Было восьмое сентября девяностого года.
Время кончилось.
ЭПИЛОГ
А на следующий день отца Александра не стало: его остановили по дороге от станции к Новой Деревне, протянули записку и, пока он, наклонившись, читал, раскроили ему голову, нанесли сзади страшный удар то ли топором, то ли саперной лопаткой. Он рухнул словно подкошенный, но затем как-то сумел добрести-доползти до дома и умер в собственном дворе, у порога.
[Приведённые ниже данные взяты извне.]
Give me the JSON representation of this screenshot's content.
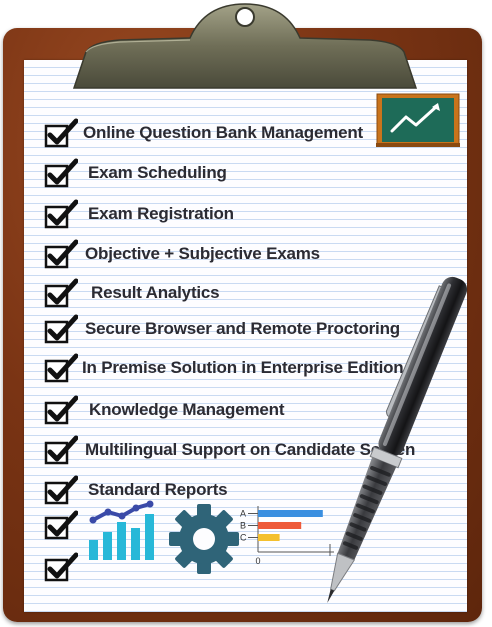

Ужасная новость мгновенно облетела всех: и Катю (она застыла, закусив платок, с кулаком у рта), и Вальку (от страха заверещала как резаная), и Нину Евгеньевну (у нее был глубокий обморок), и Глеба Савича (он долго приводил жену в чувство, накрывая ей лицо мокрым платком). Никто не знал, что и думать о случившемся, как объяснить, кого обвинять. И только Жорка, казалось, что-то знал — потому и не был на похоронах, впал в тяжкий запой, заперся на неделю с ящиком водки, а затем не вернулся со своей рыбалки… То ли утоп, то ли еще как сгинул. Словом, не нашли, хотя и не особо искали, для виду лишь в илистое дно баграми потыкали…
Театральный дом стоит до сих пор, хотя все в нем перемешалось: где театр, актерская братия, где пролетарии, заводская братва, и не разберешь. Всюду теперь одна братва — бутырская. Нина Евгеньевна высохла, постарела, сгорбилась, в церковь больше не ходит: попробовала заглянуть однажды и не смогла, пригорюнилась, вспомнила их былой приход в Новой Деревне и не вытянула до конца службы. Дались ей эти хорошие лица!